Strolen's Citadel: A Role Playing Community
What separates role-playing fiction from standard fiction in your view.
Interactivity. If I wanted to write 'standard fiction,' it would be straight prose. Role-playing fiction is meant for a player/GM to use in their games. While one could certainly take standard fiction characters and drop them into a game, I'm interested in making settings that one would want to *play* in, not just *read* about.

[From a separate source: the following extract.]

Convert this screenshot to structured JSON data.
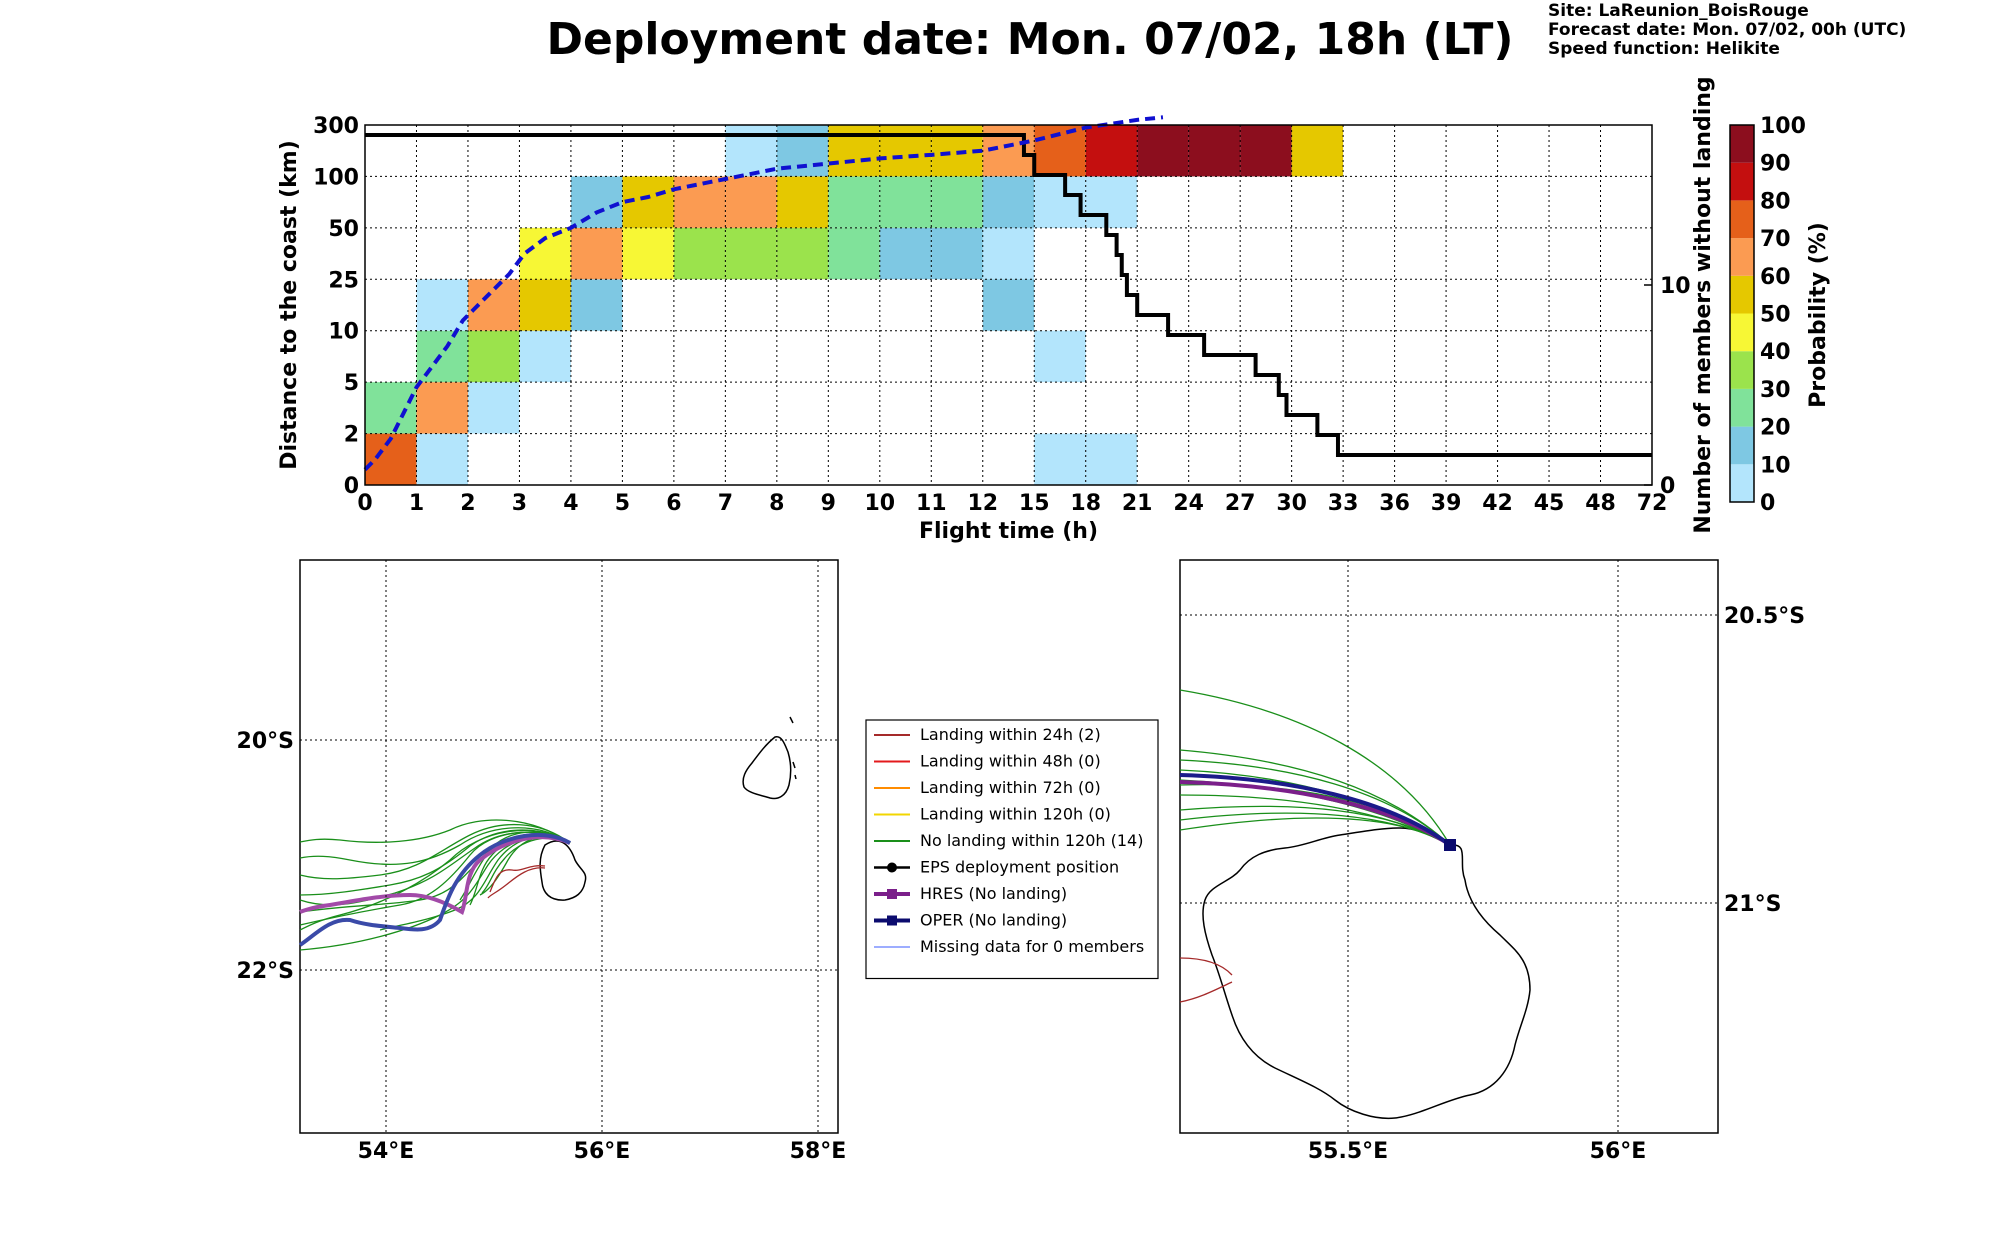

'Interactivity. If I wanted to write 'standard fiction,' it would be straight prose. '
Most modern fans of speculative approach the medium as spring board for their own ideas not as place to genuinely pursue or absorb the art. They are less concerned with the actually material than they are with the personal fantasies and possibilities that the story offers. Thus sci-fi and fantasy fans don't are willing to except bad writing or poor acting if there is an interesting idea behind the story. That has always been true, but I think that has shifted away from philosophical or political dialogs and focused on personal escapism. So called golden age Sci-fi/fantasy such as 'We', 'Anthem' and the Lord of the Rings were allegorical for political or social issues. Post Star Wars speculative fiction deals more providing a context that would appeal to the readers own fantasies. 'Ender's Game' is the dream of every weak scared awkward kid. So I see modern fantasy and sci-fi writing as something written for the audience to play in.
Are you making the argument that story telling is less engaging than the story suggesting of RPG writing because in story telling the audience is just receiving and in story suggesting they are participating?
You'll find no argument with me. I simply find my prose is inadequate to convey most of what I want to say.
I agree with you on more than you think. Certainly the best of fiction can completely engross a reader more than a mediocre RPG. And, at least from where I stand, the standard for what makes 'decent' sci-fi/fantasy is lower than 'decent' mainstream fiction (mainstream for lack of a better word) if the sci-fi/fantasy gives a fresh take on something.
And here you will find me lacking as a writer. I've neither great prose nor stunning ideas. If anything, my general modos operandi is to take things I've seen in history and translate them into a fantasy setting. Yes, that's what Tolkein did, God bless 'im, but I'm no Tolkein. And as a reader, I find myself preferring sci-fi/fiction that's well-written over that which explores unique ideas.
Exempli gratia: My favorite fantasy novel of all time is 'The Name of the Wind' by Patrick Rothfuss. What I love about it, is that it excellently written. Does it have some unique ideas? Sure. There's naming magic (not brand new, but I like the take), there's a culture whose first language is signed (pretty cool, though actually not seen until the sequel), etc. But my favorite parts are the human ones, the ones that are just written spectacularly well.
I contrast 'The Name of the Wind' with the Demon Cycle series by Peter V. Brett. It is full of rather unique ideas, a cosmology of demons, a unique rune-based magic system the likes of which I've not seen elsewhere, etc. etc. I read the first book, and I the ideas were enough to make me pick up the second. He's written two more I've not touched. Why? I find the writing to be mediocre at best. It's dull, it's repetitive, it's over dramatic. It's not interesting.
If I had my way, I would write like Rothfuss. But my skill is closer to a Brett. In short, when I say 'I'm interested in making settings that one would want to *play* in, not just *read* about,' I mean that I personally lack the skill to put my ideas into novel or story form. I write game things because I can do it well enough, and I do not write prose fiction because I cannot do it well.